The problem is well known and comes from three pieces:

Library authors often do not pin their dependencies exactly, and instead specify a liberal range. I thought, but could not verify, that some Python documentation explicitly recommended this. As an example, the library Jinja at version 2.11.3 specifies that MarkdownSafe should have version greater than or equal to 0.23.
For something like my side project which is not a library, pinning dependencies exactly is recommend. But only the direct dependencies are pinned, and pip seems to lack a built-in mechanism for easily pinning transitive dependencies.
When choosing which version of a package to download, pip always chooses the newest version that satisfies all of the dependency constraints.
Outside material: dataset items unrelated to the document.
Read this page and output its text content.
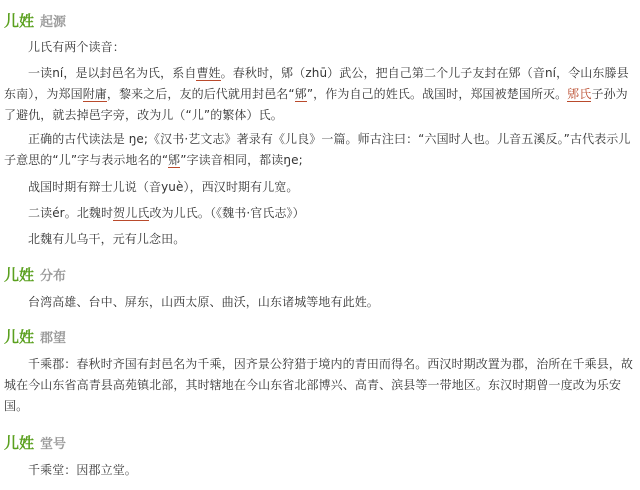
儿姓 起源
儿氏有两个读音：
一读ní，是以封邑名为氏，系自曹姓。春秋时，郳（zhū）武公，把自己第二个儿子友封在郳（音ní，令山东滕县东南），为郑国附庸，黎来之后，友的后代就用封邑名“郳”，作为自己的姓氏。战国时，郑国被楚国所灭。郳氏子孙为了避仇，就去掉邑字旁，改为儿（“儿”的繁体）氏。
正确的古代读法是 ŋe;《汉书·艺文志》著录有《儿良》一篇。师古注曰：“六国时人也。儿音五溪反。”古代表示儿子意思的“儿”字与表示地名的“郳”字读音相同，都读ŋe;
战国时期有辩士儿说（音yuè），西汉时期有儿宽。
二读ér。北魏时贺儿氏改为儿氏。（《魏书·官氏志》）
北魏有儿乌干，元有儿念田。
儿姓 分布
台湾高雄、台中、屏东，山西太原、曲沃，山东诸城等地有此姓。
儿姓 郡望
千乘郡：春秋时齐国有封邑名为千乘，因齐景公狩猎于境内的青田而得名。西汉时期改置为郡，治所在千乘县，故城在今山东省高青县高苑镇北部，其时辖地在今山东省北部博兴、高青、滨县等一带地区。东汉时期曾一度改为乐安国。
儿姓 堂号
千乘堂：因郡立堂。
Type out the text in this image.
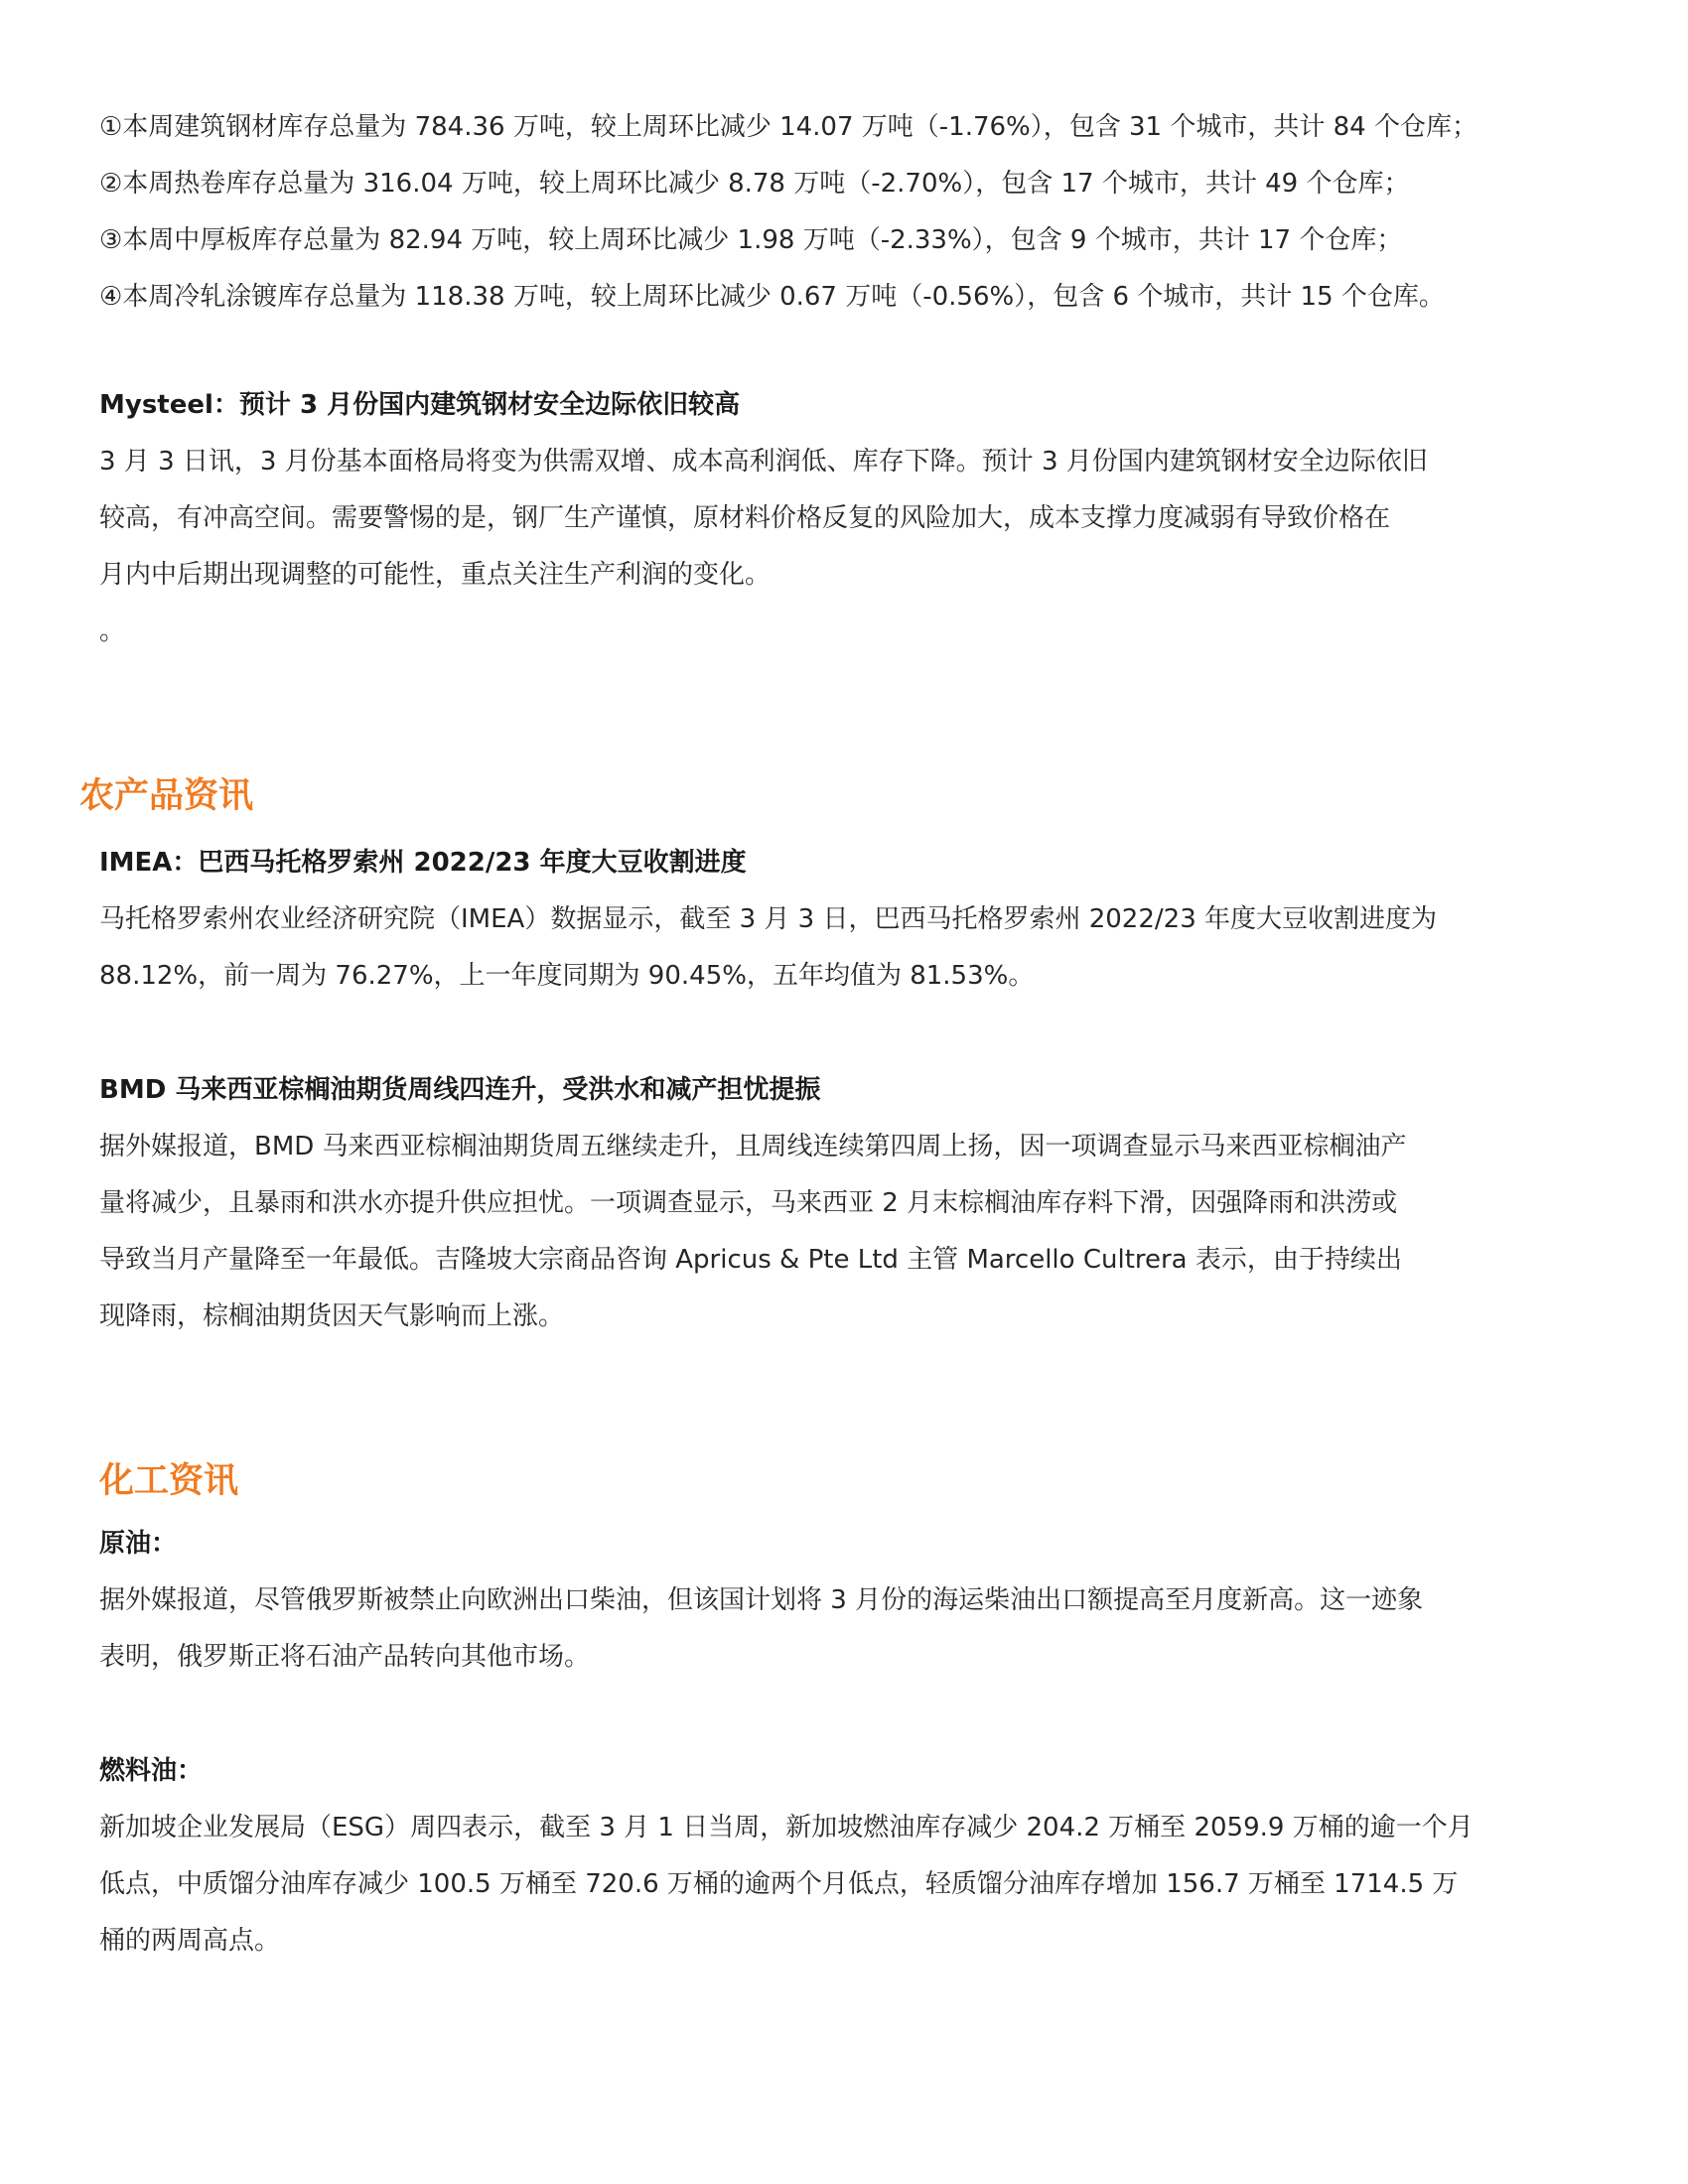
①本周建筑钢材库存总量为 784.36 万吨，较上周环比减少 14.07 万吨（-1.76%），包含 31 个城市，共计 84 个仓库；
②本周热卷库存总量为 316.04 万吨，较上周环比减少 8.78 万吨（-2.70%），包含 17 个城市，共计 49 个仓库；
③本周中厚板库存总量为 82.94 万吨，较上周环比减少 1.98 万吨（-2.33%），包含 9 个城市，共计 17 个仓库；
④本周冷轧涂镀库存总量为 118.38 万吨，较上周环比减少 0.67 万吨（-0.56%），包含 6 个城市，共计 15 个仓库。
Mysteel：预计 3 月份国内建筑钢材安全边际依旧较高
3 月 3 日讯，3 月份基本面格局将变为供需双增、成本高利润低、库存下降。预计 3 月份国内建筑钢材安全边际依旧
较高，有冲高空间。需要警惕的是，钢厂生产谨慎，原材料价格反复的风险加大，成本支撑力度减弱有导致价格在
月内中后期出现调整的可能性，重点关注生产利润的变化。
。
农产品资讯
IMEA：巴西马托格罗索州 2022/23 年度大豆收割进度
马托格罗索州农业经济研究院（IMEA）数据显示，截至 3 月 3 日，巴西马托格罗索州 2022/23 年度大豆收割进度为
88.12%，前一周为 76.27%，上一年度同期为 90.45%，五年均值为 81.53%。
BMD 马来西亚棕榈油期货周线四连升，受洪水和减产担忧提振
据外媒报道，BMD 马来西亚棕榈油期货周五继续走升，且周线连续第四周上扬，因一项调查显示马来西亚棕榈油产
量将减少，且暴雨和洪水亦提升供应担忧。一项调查显示，马来西亚 2 月末棕榈油库存料下滑，因强降雨和洪涝或
导致当月产量降至一年最低。吉隆坡大宗商品咨询 Apricus & Pte Ltd 主管 Marcello Cultrera 表示，由于持续出
现降雨，棕榈油期货因天气影响而上涨。
化工资讯
原油：
据外媒报道，尽管俄罗斯被禁止向欧洲出口柴油，但该国计划将 3 月份的海运柴油出口额提高至月度新高。这一迹象
表明，俄罗斯正将石油产品转向其他市场。
燃料油：
新加坡企业发展局（ESG）周四表示，截至 3 月 1 日当周，新加坡燃油库存减少 204.2 万桶至 2059.9 万桶的逾一个月
低点，中质馏分油库存减少 100.5 万桶至 720.6 万桶的逾两个月低点，轻质馏分油库存增加 156.7 万桶至 1714.5 万
桶的两周高点。
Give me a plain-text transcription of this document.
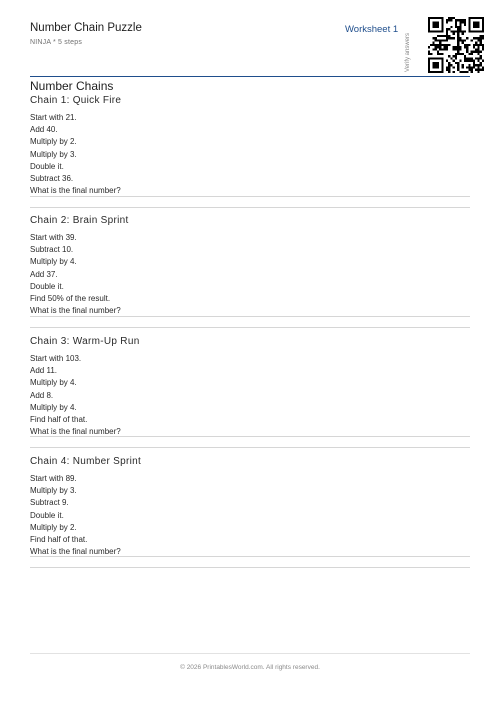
Number Chain Puzzle
NINJA * 5 steps
Worksheet 1
Verify answers
Number Chains
Chain 1: Quick Fire
Start with 21.
Add 40.
Multiply by 2.
Multiply by 3.
Double it.
Subtract 36.
What is the final number?
Chain 2: Brain Sprint
Start with 39.
Subtract 10.
Multiply by 4.
Add 37.
Double it.
Find 50% of the result.
What is the final number?
Chain 3: Warm-Up Run
Start with 103.
Add 11.
Multiply by 4.
Add 8.
Multiply by 4.
Find half of that.
What is the final number?
Chain 4: Number Sprint
Start with 89.
Multiply by 3.
Subtract 9.
Double it.
Multiply by 2.
Find half of that.
What is the final number?
© 2026 PrintablesWorld.com. All rights reserved.
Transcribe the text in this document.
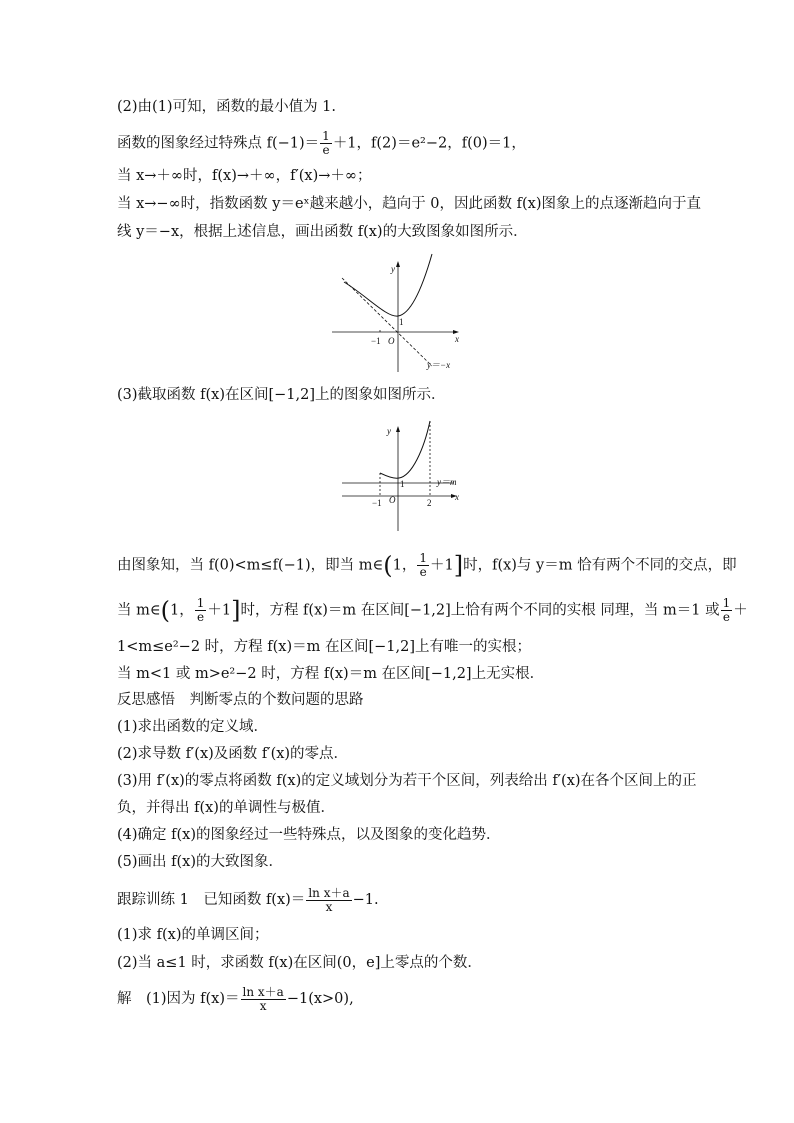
(2)由(1)可知，函数的最小值为 1.
函数的图象经过特殊点 $f(-1)= \frac{1}{e} +1$，f(2)＝e²−2，f(0)＝1，
当 x→＋∞时，f(x)→＋∞，f′(x)→＋∞；
当 x→−∞时，指数函数 y＝eˣ越来越小，趋向于 0，因此函数 f(x)图象上的点逐渐趋向于直
线 y＝−x，根据上述信息，画出函数 f(x)的大致图象如图所示．
y
x
1
−1 O
y＝−x
(3)截取函数 f(x)在区间[−1,2]上的图象如图所示．
y
x
1
−1 O	2
y＝m
由图象知，当 f(0)<m≤f(−1)，即当 m∈(1， $\frac{1}{e} +1$]时，f(x)与 y＝m 恰有两个不同的交点，即
当 m∈(1， $\frac{1}{e} +1$]时，方程 f(x)＝m 在区间[−1,2]上恰有两个不同的实根 同理，当 m＝1 或 $\frac{1}{e}$ ＋
1<m≤e²−2 时，方程 f(x)＝m 在区间[−1,2]上有唯一的实根；
当 m<1 或 m>e²−2 时，方程 f(x)＝m 在区间[−1,2]上无实根．
反思感悟　判断零点的个数问题的思路
(1)求出函数的定义域．
(2)求导数 f′(x)及函数 f′(x)的零点．
(3)用 f′(x)的零点将函数 f(x)的定义域划分为若干个区间，列表给出 f′(x)在各个区间上的正
负，并得出 f(x)的单调性与极值．
(4)确定 f(x)的图象经过一些特殊点，以及图象的变化趋势．
(5)画出 f(x)的大致图象．
跟踪训练 1　已知函数 $f(x)= \frac{\text{ln x＋a}}{x} -1$.
(1)求 f(x)的单调区间；
(2)当 a≤1 时，求函数 f(x)在区间(0，e]上零点的个数．
解　(1)因为 $f(x)= \frac{\text{ln x＋a}}{x} -1(x>0)$,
When building my project, pip eventually needs to fetch MarkupSafe because it used by Jinja 2, a direct dependency of my project. The constraint from Jinja is for a version greater than or equal to 0.23; in particular, there is no upper bound. So pip always uses the latest version. At some point when a backward incompatible change to Markupsafe is committed, my project no longer builds.

I had been aware of this issue for a while, but what was interesting to me in my recent debugging was seeing just how much wasted time this causes. My debugging involved fixing 3 largely identical errors. But each separate error had spawned its own collection of Github issues, each of which needed triaging, investigation and downstream fixes, as well as Stack Overflow questions that needed to be answered.

My understanding is that the default package managers for other languages like Rust don’t suffer from this problem. Russ Cox has a really nice series of blog posts about dependency management, and in particular how to choose package versions to get reproducible builds. Roughly speaking, in item 3 above, instead of picking the newest version that satisfies the version constraints, pick the oldest version. As new versions are released, this choice doesn’t change and the build will be the same (at least from the perspective of dependencies).

Russ Cox was writing as part of his work on developing a dependency resolver for Go, which also has a better out-of-the-box reproducible builds story. For Python, I think with some manual toil when updating dependencies, it is possible to get deterministic builds. However, having grown accustomed to toolchains where this is all handled automatically, the solution I have converged on is, sadly, is just not to use Python for large projects I intend to maintain for many years. None of the work in this area – be it managing dependency versions explicitly, or debugging non-reproducible builds – is simply any fun. And for hobby projects, that’s really the main point!